A new Tea Growers Association for Scotland
With the obvious success of tea cultivation at Dalreoch, O’Braan wanted to spread the word about the possibilities of tea growing in Scotland. “We knew that if we didn’t share what had been achieved we’d be limiting the capability this offers and did not want to be that selfish. It’s an industry, not just one farm.” So now he also fulfills a second role as founder and chairman of the Tea Growers Association, which, when first set up, attracted very little interest and a good deal of doubt. Initial members were O’Braan himself, a Research Project in Kent, and the Royal Horticultural Society (RHS) based in London. O’Braan realized that “Healthy skepticism was keeping others back from jumping in and maybe looking foolish In fact locally my name was changed to Typhoo Tam in conversations. Many were waiting for me to fail and walk away.”

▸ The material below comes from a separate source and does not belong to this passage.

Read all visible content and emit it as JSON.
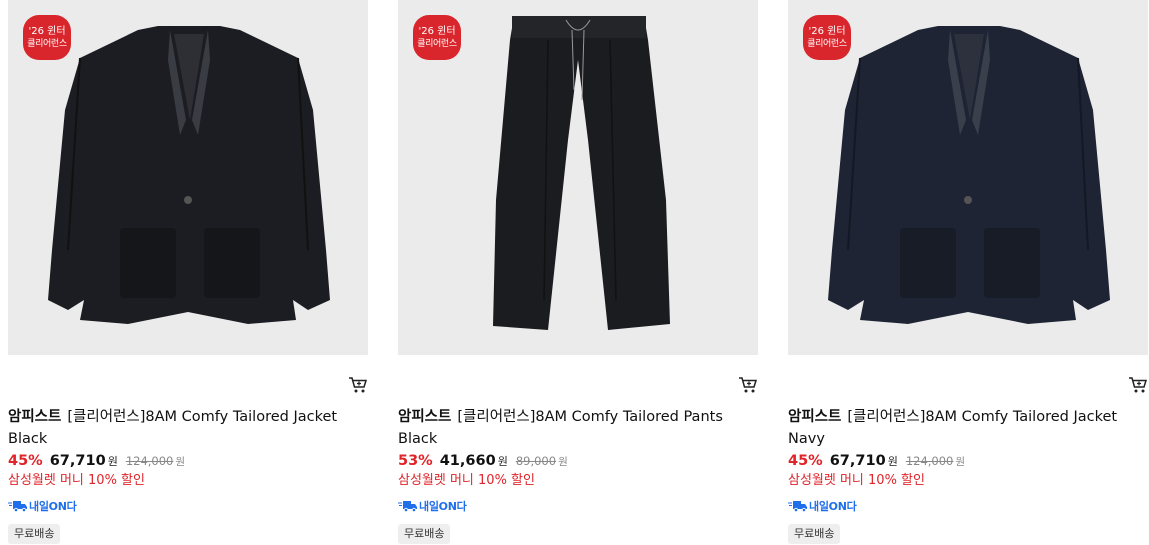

However, since an interview with O’Braan in the Out of Doors program on BBC Radio Scotland in early 2014, enquiries have been rolling in, mainly from Scottish herb growers and market gardeners, and even from the Royal Estates. And highland schools have also joined in order to create learning forums for children from the farming community and to open young minds to new ideas. Lochgilphead Joint Campus (a secondary school next to Lock Fyne in Angus) has already planted tea in a quiet section of the school’s large grounds. The association is registered as a not-for-profit organization with the aim of providing planting stock, sharing problems and solutions, offering technical advice, and pooling purchasing power. And, says O’Braan, “Plans are even underway for tea tours starting in the spring of 2015 - much like the Scottish Whisky tours that are so popular, but with more emphasis on sobriety!”
A selling co-operative is also now in operation through the association and this allows members to sell teas that they do not eventually market as single estate teas through the association, and to sell lower standard teas for blending to the Wee Tea Company. Those taking part already are Scone Estate in Perth, Scot Herbs in Dundee, and Garrocher Market Garden in Stranraar. From unlikely beginnings, it seems that a new Scottish tea industry has taken root and is set to grow well!